Custom Voices and Voice Library

2 min read Original article ↗

Today, we're introducing Custom Voices. Clone your voice from a few seconds of audio and use it instantly across Grok Text to Speech and Voice Agent APIs.

Alongside Custom Voices, the new Voice Library gives your team a single place to browse, preview, and manage all your voices from the xAI console.

Use Cases

Custom Voices unlock a new class of applications.

Custom Voices

Clone your voice in under two minutes. Use it everywhere.

Record about a minute of natural speech in the xAI console. Our pipeline verifies you're the voice owner, processes your recording, and delivers a production-ready voice model, all in under two minutes. Your custom voice inherits every TTS capability: speech tags, multilingual output, and both REST and WebSocket streaming.

Custom voices work everywhere our built-in voices do. Pass the voice_id to any TTS endpoint or use it with the Voice Agent API for real-time conversational agents.

Voice Safety

Every custom voice goes through a two-stage verification process before it can be created. First, the speaker reads a verification phrase that our STT engine transcribes and matches in real time, confirming intent and presence. Then we compute speaker embeddings from the verification clip and the full recording to confirm they belong to the same person.
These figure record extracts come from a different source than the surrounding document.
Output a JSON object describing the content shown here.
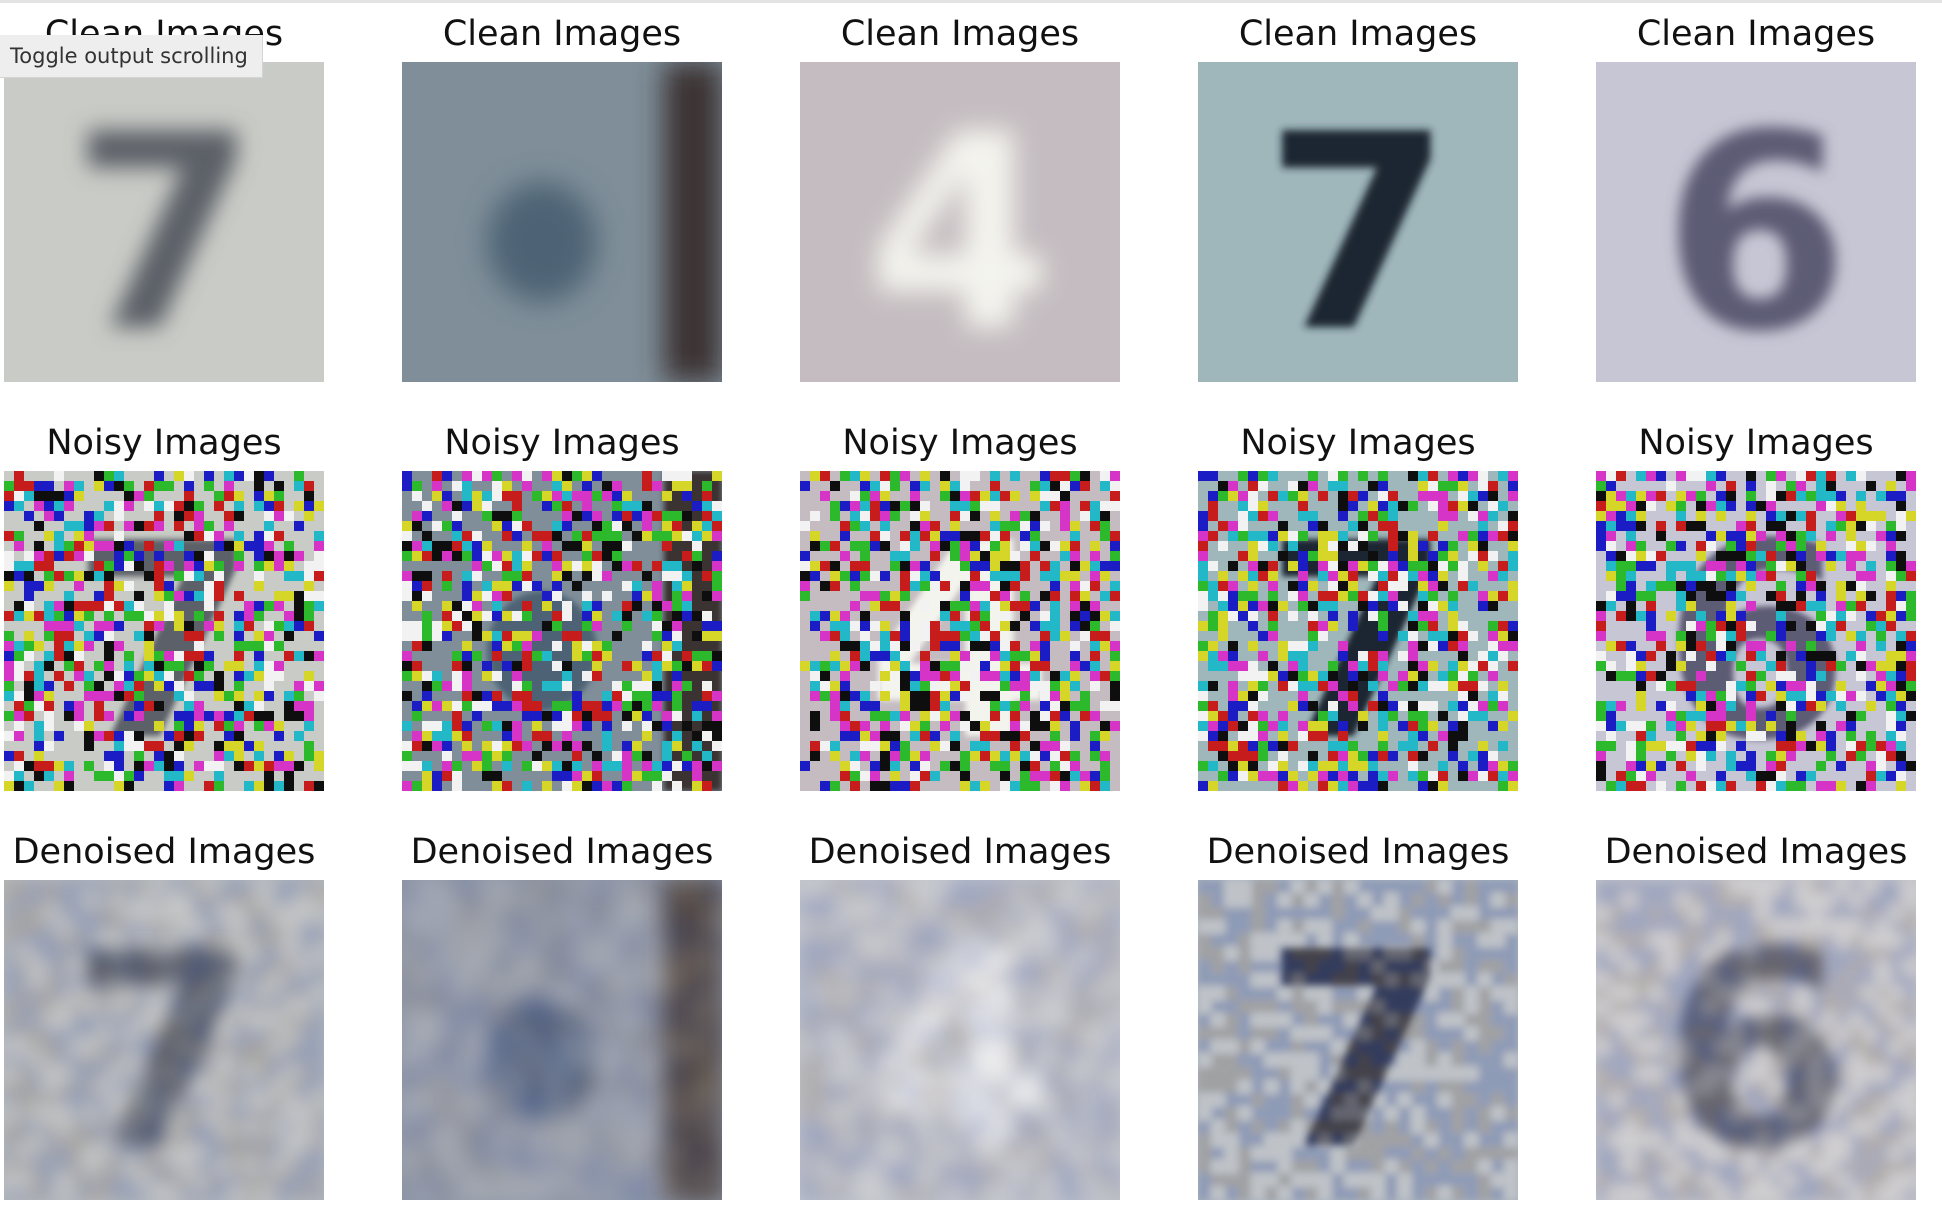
{
  "tooltip": "Toggle output scrolling",
  "rows": [
    {
      "key": "clean",
      "title": "Clean Images",
      "images": [
        {
          "background": "#c9cbc6",
          "digit": "7",
          "digit_color": "#5c6168",
          "blur": 11,
          "variant": "clean"
        },
        {
          "background": "#7f8e99",
          "digit": "",
          "digit_color": "#4d6374",
          "blur": 14,
          "variant": "clean",
          "dark_edge": "#3a3033"
        },
        {
          "background": "#c4bcc0",
          "digit": "4",
          "digit_color": "#f4f4ee",
          "blur": 13,
          "variant": "clean"
        },
        {
          "background": "#9fb6bb",
          "digit": "7",
          "digit_color": "#1d2730",
          "blur": 4,
          "variant": "clean"
        },
        {
          "background": "#c6c6d4",
          "digit": "6",
          "digit_color": "#5d5c74",
          "blur": 7,
          "variant": "clean"
        }
      ]
    },
    {
      "key": "noisy",
      "title": "Noisy Images",
      "images": [
        {
          "background": "#c9cbc6",
          "digit": "7",
          "digit_color": "#5c6168",
          "variant": "noisy"
        },
        {
          "background": "#7f8e99",
          "digit": "",
          "digit_color": "#4d6374",
          "variant": "noisy",
          "dark_edge": "#3a3033"
        },
        {
          "background": "#c4bcc0",
          "digit": "4",
          "digit_color": "#f4f4ee",
          "variant": "noisy"
        },
        {
          "background": "#9fb6bb",
          "digit": "7",
          "digit_color": "#1d2730",
          "variant": "noisy"
        },
        {
          "background": "#c6c6d4",
          "digit": "6",
          "digit_color": "#5d5c74",
          "variant": "noisy"
        }
      ]
    },
    {
      "key": "denoised",
      "title": "Denoised Images",
      "images": [
        {
          "background": "#b4b8bc",
          "digit": "7",
          "digit_color": "#4e5563",
          "blur": 9,
          "variant": "denoised"
        },
        {
          "background": "#8e96a6",
          "digit": "",
          "digit_color": "#465a7c",
          "blur": 12,
          "variant": "denoised",
          "dark_edge": "#3f342e"
        },
        {
          "background": "#bfc2cb",
          "digit": "4",
          "digit_color": "#e9ebf1",
          "blur": 10,
          "variant": "denoised"
        },
        {
          "background": "#aab2bd",
          "digit": "7",
          "digit_color": "#252b3d",
          "blur": 4,
          "variant": "denoised"
        },
        {
          "background": "#c3c3c9",
          "digit": "6",
          "digit_color": "#5a5d6e",
          "blur": 7,
          "variant": "denoised"
        }
      ]
    }
  ],
  "noise_palette": [
    "#d633c7",
    "#22b8c8",
    "#d6d629",
    "#1c1cc4",
    "#2cba2c",
    "#c61c1c",
    "#0e0e0e",
    "#f2f2f2"
  ]
}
You can't clone a voice from a pre-existing recording, and you can't clone someone else's voice.

Passphrase Check

Read a verification phrase aloud. Our STT engine transcribes and matches it in real time, verifying your consent and presence.

Speaker Similarity

Speaker embeddings from the passphrase and the full recording are compared to confirm they belong to the same person.

Voice Library

The Voice Library is a new section in the xAI console that organizes every voice available to your team, with your custom creations alongside our built-in voices. Browse, preview, and manage voices from a single page.

We've expanded our built-in voice catalog to over 80 voices across 28 languages. Listen to any voice across different scenarios before choosing one for your application.

There is no extra charge to use Text to Speech or Voice Agent APIs with custom voices.